In its stage 1 report on the Dogs (Protection of Livestock) (Amendment) (Scotland) Bill, the Rural Economy & Connectivity Committee supports the general principles of the bill, but expresses concerns about the effectiveness of the enforcement and prosecution provisions and the lack of clarity around the practical application of the legislation.

Introduced by Emma Harper, SNP member for the South of Scotland, the bill would provide additional powers for the investigation and enforcement of "livestock worrying" offences and increase the maximum penalty to six months’ imprisonment, a fine of £5,000, or both.

The committee reports that while higher penalties may be justified, it is unconvinced that increased sentencing powers alone would act as a deterrent, and questions whether the measures relating to compensation for livestock owners are necessary given existing remedies available to the courts.

It also notes evidence that the proposed disqualification orders on convicted persons from owning or keeping a dog, or taking a dog on to land where livestock may be present, may be incompatible with the European Convention on Human Rights, and calls for clarification as to how these orders would be applied, enforced and monitored.

The report further considers that proposals to grant the police the power of entry, search and seizure without a warrant when cases of livestock worrying are being investigated should be removed, due to very real concerns about the necessity and legality of such a power.

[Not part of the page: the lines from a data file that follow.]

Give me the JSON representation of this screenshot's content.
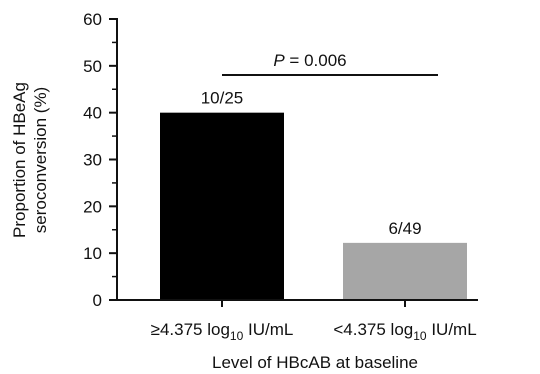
{
  "chart_data": {
    "type": "bar",
    "categories": [
      {
        "main": "≥4.375 log",
        "sub": "10",
        "unit": " IU/mL"
      },
      {
        "main": "<4.375 log",
        "sub": "10",
        "unit": " IU/mL"
      }
    ],
    "values": [
      40,
      12.2
    ],
    "bar_labels": [
      "10/25",
      "6/49"
    ],
    "bar_colors": [
      "#000000",
      "#a6a6a6"
    ],
    "xlabel": "Level of HBcAB at baseline",
    "ylabel_lines": [
      "Proportion of HBeAg",
      "seroconversion (%)"
    ],
    "ylim": [
      0,
      60
    ],
    "yticks": [
      0,
      10,
      20,
      30,
      40,
      50,
      60
    ],
    "grid": false,
    "significance": {
      "p_italic": "P",
      "p_rest": " = 0.006"
    }
  }
}
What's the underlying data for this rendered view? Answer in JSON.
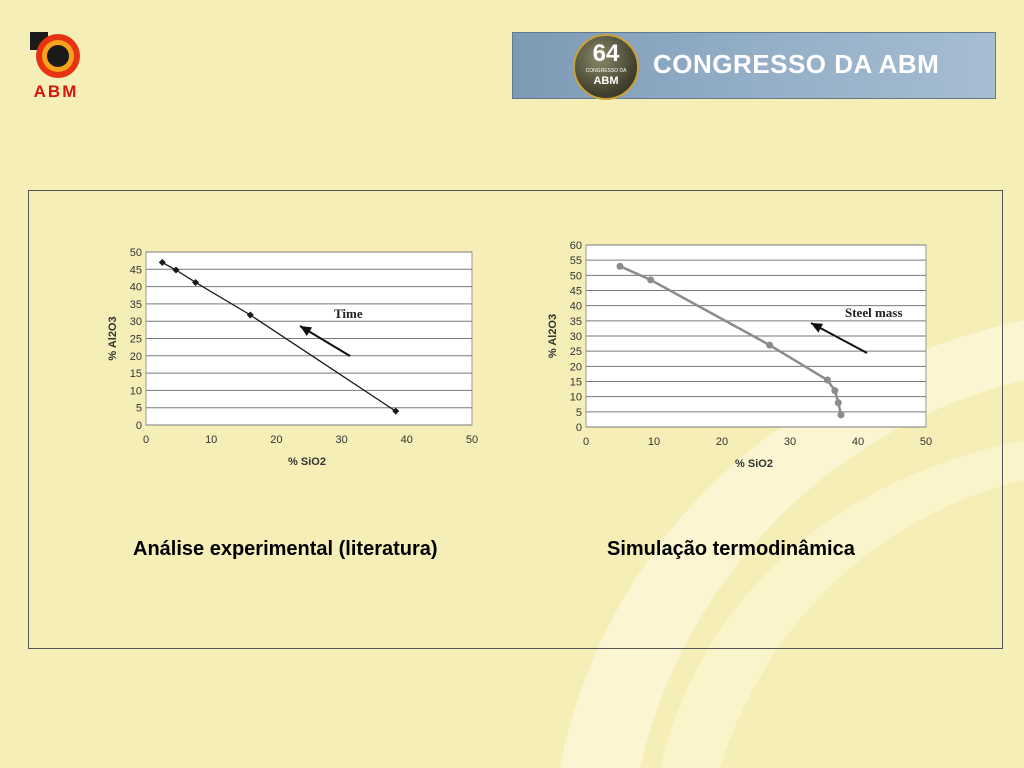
{
  "header": {
    "logo_text": "ABM",
    "banner_badge_number": "64",
    "banner_badge_small": "CONGRESSO DA",
    "banner_badge_org": "ABM",
    "banner_title": "CONGRESSO DA ABM"
  },
  "colors": {
    "background": "#f5efb7",
    "logo_red": "#d4170e",
    "banner_blue": "#8fabc4",
    "left_series": "#1a1a1a",
    "right_series": "#8c8c8c"
  },
  "chart_data": [
    {
      "type": "scatter",
      "xlabel": "% SiO2",
      "ylabel": "% Al2O3",
      "xlim": [
        0,
        50
      ],
      "ylim": [
        0,
        50
      ],
      "xticks": [
        "0",
        "10",
        "20",
        "30",
        "40",
        "50"
      ],
      "yticks": [
        "0",
        "5",
        "10",
        "15",
        "20",
        "25",
        "30",
        "35",
        "40",
        "45",
        "50"
      ],
      "grid": "horizontal",
      "series": [
        {
          "x": [
            2.5,
            4.6,
            7.6,
            16.0,
            38.3
          ],
          "y": [
            47.0,
            44.8,
            41.2,
            31.8,
            4.0
          ]
        }
      ],
      "annotation": {
        "text": "Time"
      }
    },
    {
      "type": "line",
      "xlabel": "% SiO2",
      "ylabel": "% Al2O3",
      "xlim": [
        0,
        50
      ],
      "ylim": [
        0,
        60
      ],
      "xticks": [
        "0",
        "10",
        "20",
        "30",
        "40",
        "50"
      ],
      "yticks": [
        "0",
        "5",
        "10",
        "15",
        "20",
        "25",
        "30",
        "35",
        "40",
        "45",
        "50",
        "55",
        "60"
      ],
      "grid": "horizontal",
      "series": [
        {
          "x": [
            5.0,
            9.5,
            27.0,
            35.5,
            36.6,
            37.1,
            37.5
          ],
          "y": [
            53.0,
            48.5,
            27.0,
            15.5,
            12.0,
            8.0,
            4.0
          ]
        }
      ],
      "annotation": {
        "text": "Steel mass"
      }
    }
  ],
  "captions": {
    "left": "Análise experimental (literatura)",
    "right": "Simulação termodinâmica"
  }
}
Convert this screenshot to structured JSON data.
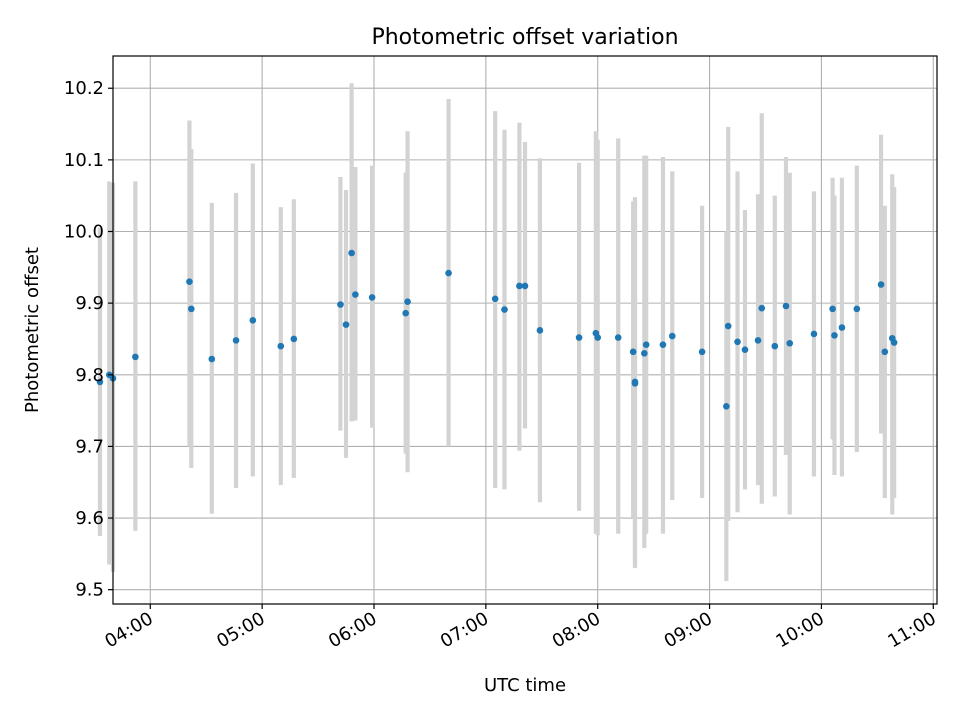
{
  "chart_data": {
    "type": "scatter",
    "title": "Photometric offset variation",
    "xlabel": "UTC time",
    "ylabel": "Photometric offset",
    "xlim": [
      "03:40",
      "11:02"
    ],
    "ylim": [
      9.48,
      10.245
    ],
    "x_ticks": [
      "04:00",
      "05:00",
      "06:00",
      "07:00",
      "08:00",
      "09:00",
      "10:00",
      "11:00"
    ],
    "y_ticks": [
      "9.5",
      "9.6",
      "9.7",
      "9.8",
      "9.9",
      "10.0",
      "10.1",
      "10.2"
    ],
    "grid": true,
    "marker_color": "#1f77b4",
    "errorbar_color": "#d3d3d3",
    "series": [
      {
        "points": [
          {
            "x": "03:33",
            "y": 9.79,
            "lo": 9.575,
            "hi": 10.005
          },
          {
            "x": "03:38",
            "y": 9.8,
            "lo": 9.535,
            "hi": 10.07
          },
          {
            "x": "03:40",
            "y": 9.795,
            "lo": 9.525,
            "hi": 10.068
          },
          {
            "x": "03:52",
            "y": 9.825,
            "lo": 9.582,
            "hi": 10.07
          },
          {
            "x": "04:21",
            "y": 9.93,
            "lo": 9.7,
            "hi": 10.155
          },
          {
            "x": "04:22",
            "y": 9.892,
            "lo": 9.67,
            "hi": 10.115
          },
          {
            "x": "04:33",
            "y": 9.822,
            "lo": 9.606,
            "hi": 10.04
          },
          {
            "x": "04:46",
            "y": 9.848,
            "lo": 9.642,
            "hi": 10.054
          },
          {
            "x": "04:55",
            "y": 9.876,
            "lo": 9.658,
            "hi": 10.095
          },
          {
            "x": "05:10",
            "y": 9.84,
            "lo": 9.646,
            "hi": 10.034
          },
          {
            "x": "05:17",
            "y": 9.85,
            "lo": 9.656,
            "hi": 10.045
          },
          {
            "x": "05:42",
            "y": 9.898,
            "lo": 9.722,
            "hi": 10.076
          },
          {
            "x": "05:45",
            "y": 9.87,
            "lo": 9.684,
            "hi": 10.058
          },
          {
            "x": "05:48",
            "y": 9.97,
            "lo": 9.735,
            "hi": 10.207
          },
          {
            "x": "05:50",
            "y": 9.912,
            "lo": 9.736,
            "hi": 10.09
          },
          {
            "x": "05:59",
            "y": 9.908,
            "lo": 9.726,
            "hi": 10.092
          },
          {
            "x": "06:17",
            "y": 9.886,
            "lo": 9.69,
            "hi": 10.082
          },
          {
            "x": "06:18",
            "y": 9.902,
            "lo": 9.664,
            "hi": 10.14
          },
          {
            "x": "06:40",
            "y": 9.942,
            "lo": 9.7,
            "hi": 10.185
          },
          {
            "x": "07:05",
            "y": 9.906,
            "lo": 9.642,
            "hi": 10.168
          },
          {
            "x": "07:10",
            "y": 9.891,
            "lo": 9.64,
            "hi": 10.142
          },
          {
            "x": "07:18",
            "y": 9.924,
            "lo": 9.694,
            "hi": 10.152
          },
          {
            "x": "07:21",
            "y": 9.924,
            "lo": 9.725,
            "hi": 10.125
          },
          {
            "x": "07:29",
            "y": 9.862,
            "lo": 9.622,
            "hi": 10.102
          },
          {
            "x": "07:50",
            "y": 9.852,
            "lo": 9.61,
            "hi": 10.096
          },
          {
            "x": "07:59",
            "y": 9.858,
            "lo": 9.578,
            "hi": 10.14
          },
          {
            "x": "08:00",
            "y": 9.852,
            "lo": 9.576,
            "hi": 10.128
          },
          {
            "x": "08:11",
            "y": 9.852,
            "lo": 9.578,
            "hi": 10.13
          },
          {
            "x": "08:19",
            "y": 9.832,
            "lo": 9.6,
            "hi": 10.042
          },
          {
            "x": "08:20",
            "y": 9.79,
            "lo": 9.53,
            "hi": 10.048
          },
          {
            "x": "08:20",
            "y": 9.788,
            "lo": 9.535,
            "hi": 10.042
          },
          {
            "x": "08:25",
            "y": 9.83,
            "lo": 9.558,
            "hi": 10.106
          },
          {
            "x": "08:26",
            "y": 9.842,
            "lo": 9.578,
            "hi": 10.106
          },
          {
            "x": "08:35",
            "y": 9.842,
            "lo": 9.578,
            "hi": 10.104
          },
          {
            "x": "08:40",
            "y": 9.854,
            "lo": 9.625,
            "hi": 10.084
          },
          {
            "x": "08:56",
            "y": 9.832,
            "lo": 9.628,
            "hi": 10.036
          },
          {
            "x": "09:09",
            "y": 9.756,
            "lo": 9.512,
            "hi": 10.0
          },
          {
            "x": "09:10",
            "y": 9.868,
            "lo": 9.596,
            "hi": 10.146
          },
          {
            "x": "09:15",
            "y": 9.846,
            "lo": 9.608,
            "hi": 10.084
          },
          {
            "x": "09:19",
            "y": 9.835,
            "lo": 9.64,
            "hi": 10.03
          },
          {
            "x": "09:26",
            "y": 9.848,
            "lo": 9.646,
            "hi": 10.052
          },
          {
            "x": "09:28",
            "y": 9.893,
            "lo": 9.62,
            "hi": 10.165
          },
          {
            "x": "09:35",
            "y": 9.84,
            "lo": 9.63,
            "hi": 10.05
          },
          {
            "x": "09:41",
            "y": 9.896,
            "lo": 9.688,
            "hi": 10.104
          },
          {
            "x": "09:43",
            "y": 9.844,
            "lo": 9.605,
            "hi": 10.082
          },
          {
            "x": "09:56",
            "y": 9.857,
            "lo": 9.658,
            "hi": 10.056
          },
          {
            "x": "10:06",
            "y": 9.892,
            "lo": 9.71,
            "hi": 10.075
          },
          {
            "x": "10:07",
            "y": 9.855,
            "lo": 9.66,
            "hi": 10.05
          },
          {
            "x": "10:11",
            "y": 9.866,
            "lo": 9.658,
            "hi": 10.075
          },
          {
            "x": "10:19",
            "y": 9.892,
            "lo": 9.692,
            "hi": 10.092
          },
          {
            "x": "10:32",
            "y": 9.926,
            "lo": 9.718,
            "hi": 10.135
          },
          {
            "x": "10:34",
            "y": 9.832,
            "lo": 9.628,
            "hi": 10.036
          },
          {
            "x": "10:38",
            "y": 9.851,
            "lo": 9.605,
            "hi": 10.08
          },
          {
            "x": "10:39",
            "y": 9.845,
            "lo": 9.628,
            "hi": 10.062
          }
        ]
      }
    ]
  }
}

It also calls for the removal of provisions to allow the creation of new inspection bodies, as it considers that responsibility for dealing with offences should lie only with the police.

Committee convener Edward Mountain MSP commented: "In principle the committee is supportive of new legislation which would introduce tougher enforcement powers and increase penalties for livestock worrying, as dog attacks can cause suffering to farm animals and significant financial cost to farmers. However, the evidence from stakeholders has highlighted a number of areas in the bill on which the committee considers more clarity and/or amendment is needed to assist in achieving its objectives and making it as effective as possible. 

"In particular, our report raises concerns about the lack of clarity around the intent, appropriateness and practical application of several of the enforcement and prosecution provisions in the bill. We have also called for the specific proposals to create new inspection bodies and those to grant the police the power of entry, search and seizure without a warrant in cases of livestock worrying to be removed from the bill.

"We have asked the member in charge to work with Scottish Government to address these issues in order to ensure that this legislation can complete its passage before the end of the current parliamentary session."